“Million Mile Flyer” unable to go the distance in challenge to frequent flyer program changes

Lagen v. United Continental Holdings, Inc. (N.D. Ill. Jan. 23, 2014).  As with many, if not all, frequent flyer programs, United’s MileagePlus program rules have always expressly allowed United to change or eliminate the program’s benefits.  In an attempt to get around these rules, and the many opinions upholding an airline’s right to enforce similar rules, the plaintiff contended that United had entered into an additional and separate “Million Mile Flyer” contract with him, and the members of a proposed class, under which the airline was obligated to provide them with certain irreducible “lifetime benefits,” including certain upgrades, bonus miles and seating priority.

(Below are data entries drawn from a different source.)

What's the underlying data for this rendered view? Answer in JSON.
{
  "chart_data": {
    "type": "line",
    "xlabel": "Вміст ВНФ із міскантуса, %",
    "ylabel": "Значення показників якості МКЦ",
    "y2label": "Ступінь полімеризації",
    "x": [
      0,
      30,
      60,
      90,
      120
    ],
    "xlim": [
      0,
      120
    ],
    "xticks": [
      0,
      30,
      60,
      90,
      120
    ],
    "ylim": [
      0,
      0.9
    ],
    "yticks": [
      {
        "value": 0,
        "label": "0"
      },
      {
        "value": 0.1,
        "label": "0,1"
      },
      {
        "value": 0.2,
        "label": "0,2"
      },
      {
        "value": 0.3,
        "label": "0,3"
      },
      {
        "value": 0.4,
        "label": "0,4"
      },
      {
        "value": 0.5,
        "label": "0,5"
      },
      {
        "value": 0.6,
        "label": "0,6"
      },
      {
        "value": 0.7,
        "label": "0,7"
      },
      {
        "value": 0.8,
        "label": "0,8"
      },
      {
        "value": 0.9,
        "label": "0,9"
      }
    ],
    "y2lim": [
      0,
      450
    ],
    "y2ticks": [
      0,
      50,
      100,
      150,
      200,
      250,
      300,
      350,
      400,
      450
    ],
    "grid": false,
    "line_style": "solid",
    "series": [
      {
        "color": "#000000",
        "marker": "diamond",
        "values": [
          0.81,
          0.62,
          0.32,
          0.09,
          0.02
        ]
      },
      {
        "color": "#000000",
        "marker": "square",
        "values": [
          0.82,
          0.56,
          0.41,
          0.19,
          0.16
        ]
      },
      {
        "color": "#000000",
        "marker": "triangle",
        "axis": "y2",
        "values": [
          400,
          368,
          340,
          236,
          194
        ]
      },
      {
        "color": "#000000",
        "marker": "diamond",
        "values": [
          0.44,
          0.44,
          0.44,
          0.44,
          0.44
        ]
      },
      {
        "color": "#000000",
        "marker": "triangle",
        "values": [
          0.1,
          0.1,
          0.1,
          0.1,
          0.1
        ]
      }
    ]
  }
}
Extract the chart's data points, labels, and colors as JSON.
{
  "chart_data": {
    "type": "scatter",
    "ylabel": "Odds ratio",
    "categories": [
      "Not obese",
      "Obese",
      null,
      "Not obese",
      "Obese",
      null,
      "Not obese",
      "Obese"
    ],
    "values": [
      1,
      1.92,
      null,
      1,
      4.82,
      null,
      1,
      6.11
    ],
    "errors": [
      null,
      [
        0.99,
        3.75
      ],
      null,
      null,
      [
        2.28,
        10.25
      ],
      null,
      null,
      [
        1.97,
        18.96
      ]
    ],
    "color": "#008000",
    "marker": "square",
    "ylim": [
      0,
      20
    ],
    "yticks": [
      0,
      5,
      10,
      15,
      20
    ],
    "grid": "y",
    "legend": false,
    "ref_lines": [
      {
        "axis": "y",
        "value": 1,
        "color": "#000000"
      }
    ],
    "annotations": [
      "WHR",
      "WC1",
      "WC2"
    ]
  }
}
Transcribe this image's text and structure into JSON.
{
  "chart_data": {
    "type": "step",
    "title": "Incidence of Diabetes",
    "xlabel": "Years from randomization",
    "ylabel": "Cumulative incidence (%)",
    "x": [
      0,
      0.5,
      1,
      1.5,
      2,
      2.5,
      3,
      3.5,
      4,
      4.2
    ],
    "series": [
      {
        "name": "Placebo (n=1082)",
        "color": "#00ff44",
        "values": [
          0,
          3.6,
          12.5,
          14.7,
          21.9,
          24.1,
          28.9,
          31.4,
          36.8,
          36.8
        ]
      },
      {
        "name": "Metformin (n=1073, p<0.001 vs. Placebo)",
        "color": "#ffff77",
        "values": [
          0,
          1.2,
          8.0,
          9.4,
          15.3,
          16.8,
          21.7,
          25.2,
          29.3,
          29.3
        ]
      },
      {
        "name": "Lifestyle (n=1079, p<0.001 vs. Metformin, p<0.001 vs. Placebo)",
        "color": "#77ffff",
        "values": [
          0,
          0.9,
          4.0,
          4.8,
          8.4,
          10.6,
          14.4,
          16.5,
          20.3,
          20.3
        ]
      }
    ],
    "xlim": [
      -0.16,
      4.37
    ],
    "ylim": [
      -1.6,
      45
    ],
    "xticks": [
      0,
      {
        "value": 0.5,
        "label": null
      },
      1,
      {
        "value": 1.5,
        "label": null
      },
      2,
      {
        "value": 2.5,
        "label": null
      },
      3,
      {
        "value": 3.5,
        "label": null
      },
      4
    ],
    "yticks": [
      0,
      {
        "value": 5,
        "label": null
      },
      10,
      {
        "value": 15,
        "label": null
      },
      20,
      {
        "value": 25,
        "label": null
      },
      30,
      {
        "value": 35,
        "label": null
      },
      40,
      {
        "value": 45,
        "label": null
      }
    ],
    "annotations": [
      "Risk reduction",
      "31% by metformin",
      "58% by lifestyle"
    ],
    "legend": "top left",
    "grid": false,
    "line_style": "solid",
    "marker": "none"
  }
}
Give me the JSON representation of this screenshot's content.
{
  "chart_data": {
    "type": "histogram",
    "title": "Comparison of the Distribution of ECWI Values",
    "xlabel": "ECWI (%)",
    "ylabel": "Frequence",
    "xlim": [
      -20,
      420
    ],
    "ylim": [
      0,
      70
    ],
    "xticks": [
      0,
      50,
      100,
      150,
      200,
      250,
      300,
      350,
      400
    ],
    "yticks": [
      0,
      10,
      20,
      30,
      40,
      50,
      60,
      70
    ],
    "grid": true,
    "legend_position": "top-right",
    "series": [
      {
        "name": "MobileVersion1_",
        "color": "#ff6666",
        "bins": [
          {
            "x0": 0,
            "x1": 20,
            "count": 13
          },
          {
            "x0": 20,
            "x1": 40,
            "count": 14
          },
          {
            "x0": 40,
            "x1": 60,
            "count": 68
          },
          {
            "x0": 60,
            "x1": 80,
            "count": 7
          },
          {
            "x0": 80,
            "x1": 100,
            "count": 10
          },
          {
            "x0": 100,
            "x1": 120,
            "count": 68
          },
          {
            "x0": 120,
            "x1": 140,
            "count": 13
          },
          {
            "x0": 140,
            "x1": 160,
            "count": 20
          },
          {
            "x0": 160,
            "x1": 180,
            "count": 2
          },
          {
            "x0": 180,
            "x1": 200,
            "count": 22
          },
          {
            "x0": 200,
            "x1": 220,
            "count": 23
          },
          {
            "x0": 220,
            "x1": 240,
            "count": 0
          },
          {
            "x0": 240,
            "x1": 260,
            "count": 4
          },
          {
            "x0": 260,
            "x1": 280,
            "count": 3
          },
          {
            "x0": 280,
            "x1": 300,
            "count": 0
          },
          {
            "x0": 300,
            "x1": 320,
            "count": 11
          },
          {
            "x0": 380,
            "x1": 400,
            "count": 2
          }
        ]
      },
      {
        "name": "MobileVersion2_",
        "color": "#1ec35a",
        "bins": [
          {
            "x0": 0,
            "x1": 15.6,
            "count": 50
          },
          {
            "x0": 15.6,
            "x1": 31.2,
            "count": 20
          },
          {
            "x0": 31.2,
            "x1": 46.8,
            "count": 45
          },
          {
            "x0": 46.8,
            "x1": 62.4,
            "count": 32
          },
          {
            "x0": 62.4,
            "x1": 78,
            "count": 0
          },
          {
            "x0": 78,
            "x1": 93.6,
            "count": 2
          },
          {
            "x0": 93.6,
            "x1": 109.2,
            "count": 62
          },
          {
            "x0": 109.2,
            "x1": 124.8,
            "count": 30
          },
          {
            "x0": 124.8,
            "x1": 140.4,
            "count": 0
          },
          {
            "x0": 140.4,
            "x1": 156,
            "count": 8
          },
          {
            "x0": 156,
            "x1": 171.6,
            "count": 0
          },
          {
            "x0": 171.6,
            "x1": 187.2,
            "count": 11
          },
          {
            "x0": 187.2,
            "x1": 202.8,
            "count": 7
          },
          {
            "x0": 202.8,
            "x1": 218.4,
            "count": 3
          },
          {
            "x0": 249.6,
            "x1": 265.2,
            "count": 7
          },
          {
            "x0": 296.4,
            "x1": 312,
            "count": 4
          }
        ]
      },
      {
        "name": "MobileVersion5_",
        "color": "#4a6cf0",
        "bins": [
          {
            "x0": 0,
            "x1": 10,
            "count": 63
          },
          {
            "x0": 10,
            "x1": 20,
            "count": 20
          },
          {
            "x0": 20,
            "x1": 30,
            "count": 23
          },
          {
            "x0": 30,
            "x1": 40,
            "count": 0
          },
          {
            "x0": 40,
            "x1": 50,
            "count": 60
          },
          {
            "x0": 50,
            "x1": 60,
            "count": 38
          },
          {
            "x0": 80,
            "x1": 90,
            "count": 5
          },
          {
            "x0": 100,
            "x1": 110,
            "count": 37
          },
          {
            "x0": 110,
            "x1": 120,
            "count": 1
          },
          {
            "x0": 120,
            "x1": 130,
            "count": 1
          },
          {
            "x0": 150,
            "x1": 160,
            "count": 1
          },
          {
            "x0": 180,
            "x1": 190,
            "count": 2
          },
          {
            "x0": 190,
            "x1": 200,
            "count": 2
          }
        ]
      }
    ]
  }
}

In January 2013, the court partially granted United’s motion to dismiss, dismissing the plaintiff’s claims for breach of the implied covenant of good faith and fair dealing and unjust enrichment, leaving only his breach of contract claim.  In its opinion regarding the motion to dismiss, the court warned that, ultimately, the plaintiff would have the burden “to prove (not plead) that a contract exists between Plaintiff’s proposed Million Miler class and United that differs from the Mileage Plus contract United argues is the contract Plaintiff seeks to enforce.”  The case proceeded through discovery, but the plaintiff was unable to prove the existence of a separate Million Mile Flyer contract.  Accordingly, the court granted United’s summary judgment motion.

Update:  On December 22, 2014, the Seventh Circuit affirmed the district court’s judgment.